Nearly 16,000 DOCUMERICA images have been digitized by the National Archives and are available online by:
topic [www.archives.gov/research/arc/topics/environment/documerica-topics.html], and
Many DOCUMERICA images are on Flickr [www.flickr.com/photos/usnationalarchives/collections/72157620729903309]
A special web page, "1970s America" [http://docsteach.org/home/70s], provides relevant primary sources for educators’ use in teaching about topics including the Vietnam War, space exploration, environmentalism and the energy crisis. This page includes online learning activities and primary source sets. This is a special edition of DocsTeach.org - the document-based teaching tool from the National Archives.
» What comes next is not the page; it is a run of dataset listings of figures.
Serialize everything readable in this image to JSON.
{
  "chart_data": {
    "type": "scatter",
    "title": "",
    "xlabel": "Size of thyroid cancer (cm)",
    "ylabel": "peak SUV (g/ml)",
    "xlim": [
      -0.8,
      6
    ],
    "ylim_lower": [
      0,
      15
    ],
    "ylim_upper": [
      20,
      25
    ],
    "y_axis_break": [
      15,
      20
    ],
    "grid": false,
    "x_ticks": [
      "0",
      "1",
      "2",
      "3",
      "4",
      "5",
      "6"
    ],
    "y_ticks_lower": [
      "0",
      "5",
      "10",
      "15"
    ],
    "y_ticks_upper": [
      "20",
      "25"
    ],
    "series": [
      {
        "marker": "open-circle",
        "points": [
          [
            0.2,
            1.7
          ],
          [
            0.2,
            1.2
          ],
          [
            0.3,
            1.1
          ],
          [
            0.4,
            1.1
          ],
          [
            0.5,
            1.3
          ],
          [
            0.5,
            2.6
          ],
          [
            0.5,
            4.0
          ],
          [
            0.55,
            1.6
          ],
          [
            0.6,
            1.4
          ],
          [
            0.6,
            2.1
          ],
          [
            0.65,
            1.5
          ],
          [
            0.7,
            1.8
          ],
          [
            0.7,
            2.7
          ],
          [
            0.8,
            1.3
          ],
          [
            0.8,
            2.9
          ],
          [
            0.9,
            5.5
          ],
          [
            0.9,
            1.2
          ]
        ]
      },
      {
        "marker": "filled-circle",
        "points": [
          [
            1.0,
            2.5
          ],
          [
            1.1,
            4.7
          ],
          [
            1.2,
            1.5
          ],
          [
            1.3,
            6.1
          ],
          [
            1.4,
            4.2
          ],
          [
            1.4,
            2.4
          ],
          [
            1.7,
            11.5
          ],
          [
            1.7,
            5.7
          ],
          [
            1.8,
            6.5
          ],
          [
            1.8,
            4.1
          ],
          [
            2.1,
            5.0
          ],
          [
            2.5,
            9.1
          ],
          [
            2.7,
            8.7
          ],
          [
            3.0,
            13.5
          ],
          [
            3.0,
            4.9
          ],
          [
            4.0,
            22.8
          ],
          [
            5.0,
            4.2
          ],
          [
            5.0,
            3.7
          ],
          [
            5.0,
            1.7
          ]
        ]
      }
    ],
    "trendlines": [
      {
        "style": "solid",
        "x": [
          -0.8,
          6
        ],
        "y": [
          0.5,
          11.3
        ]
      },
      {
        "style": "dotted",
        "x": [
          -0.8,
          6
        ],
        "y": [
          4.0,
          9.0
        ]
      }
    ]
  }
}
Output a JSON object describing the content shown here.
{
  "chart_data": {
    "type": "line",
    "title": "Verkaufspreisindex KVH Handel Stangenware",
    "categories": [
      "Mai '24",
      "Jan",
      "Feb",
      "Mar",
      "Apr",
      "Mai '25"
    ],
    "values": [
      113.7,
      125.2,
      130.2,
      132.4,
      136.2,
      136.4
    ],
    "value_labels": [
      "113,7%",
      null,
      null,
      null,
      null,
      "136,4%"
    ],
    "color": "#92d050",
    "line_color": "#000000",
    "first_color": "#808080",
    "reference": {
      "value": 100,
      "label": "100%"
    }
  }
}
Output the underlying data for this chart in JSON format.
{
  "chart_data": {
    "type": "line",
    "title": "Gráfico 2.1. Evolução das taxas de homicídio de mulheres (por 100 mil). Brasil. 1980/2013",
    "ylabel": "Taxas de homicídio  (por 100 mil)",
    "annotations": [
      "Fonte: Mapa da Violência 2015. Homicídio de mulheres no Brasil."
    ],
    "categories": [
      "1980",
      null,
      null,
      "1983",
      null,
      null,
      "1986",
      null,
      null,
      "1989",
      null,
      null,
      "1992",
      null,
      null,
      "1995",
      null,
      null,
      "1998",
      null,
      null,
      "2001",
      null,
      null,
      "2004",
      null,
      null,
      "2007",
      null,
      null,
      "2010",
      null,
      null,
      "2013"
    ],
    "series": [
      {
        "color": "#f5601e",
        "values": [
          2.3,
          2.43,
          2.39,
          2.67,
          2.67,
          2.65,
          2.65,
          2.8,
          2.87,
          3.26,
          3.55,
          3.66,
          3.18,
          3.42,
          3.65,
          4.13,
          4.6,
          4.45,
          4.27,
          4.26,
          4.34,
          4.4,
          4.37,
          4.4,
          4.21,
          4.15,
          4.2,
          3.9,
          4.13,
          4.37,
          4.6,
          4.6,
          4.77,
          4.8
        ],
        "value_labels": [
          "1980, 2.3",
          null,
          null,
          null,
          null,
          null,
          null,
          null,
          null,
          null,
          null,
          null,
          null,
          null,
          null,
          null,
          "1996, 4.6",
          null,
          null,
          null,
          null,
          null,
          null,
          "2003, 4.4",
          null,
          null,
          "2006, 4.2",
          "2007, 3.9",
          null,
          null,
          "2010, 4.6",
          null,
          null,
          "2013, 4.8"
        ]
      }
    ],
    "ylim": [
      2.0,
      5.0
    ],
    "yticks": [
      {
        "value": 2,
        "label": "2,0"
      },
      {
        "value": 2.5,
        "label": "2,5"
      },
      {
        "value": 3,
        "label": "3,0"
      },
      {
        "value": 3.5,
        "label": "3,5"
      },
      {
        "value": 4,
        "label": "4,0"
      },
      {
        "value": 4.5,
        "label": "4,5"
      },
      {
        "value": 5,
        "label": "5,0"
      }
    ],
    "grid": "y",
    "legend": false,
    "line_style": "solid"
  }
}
Visit DocsTeach.org to learn more.
DOCUMERICA holdings at the National Archives
Project DOCUMERICA records are now held in the still pictures stacks at the National Archives at College Park, Maryland. In addition to almost 22,000 color slides, black-and-white negatives, color transparencies, and photographic prints, there are 20 boxes of textual material that allow historians to study the project, its photographs, and its photographers. Those records contain correspondence with photographers, assignment files, contracts, and photographers’ caption sheets.
Photographic holdings at the National Archives
With more than 40 millions still pictures, the National Archives is one of the world’s great repositories of historical photographs. This ever-growing number of prints, negatives, slides, transparencies, and digital images are held at the National Archives in College Park, Maryland, as well as in Presidential libraries and museums and regional facilities around the nation. Among them are glass plate negatives from the Civil War taken by Mathew Brady’s studio; albumen prints of exploration of the American West by Carleton Watkins, Timothy O’Sullivan, and William Henry Jackson; and 20th–century photographic prints by Dorothea Lange, Ansel Adams, and Lewis Hine. The stacks of the National Archives also contain mug shots from Federal prisons, passport photos of immigrants, and yearbooks from high schools in World War II Japanese-American internment camps, as well as aerial photographs surveying the Kremlin, Pearl Harbor, the Warsaw Ghetto, and Hiroshima—before and after the atomic bombing. See more information [www.archives.gov/research/guides/still-pictures-guide.html].
The National Archives is located on the National Mall on Constitution Avenue at 9th Street, NW. Fall/winter hours are 10 AM-5 PM (September 4 through March 14). Spring/summer hours are 10 AM-7 PM (March 15-Labor Day).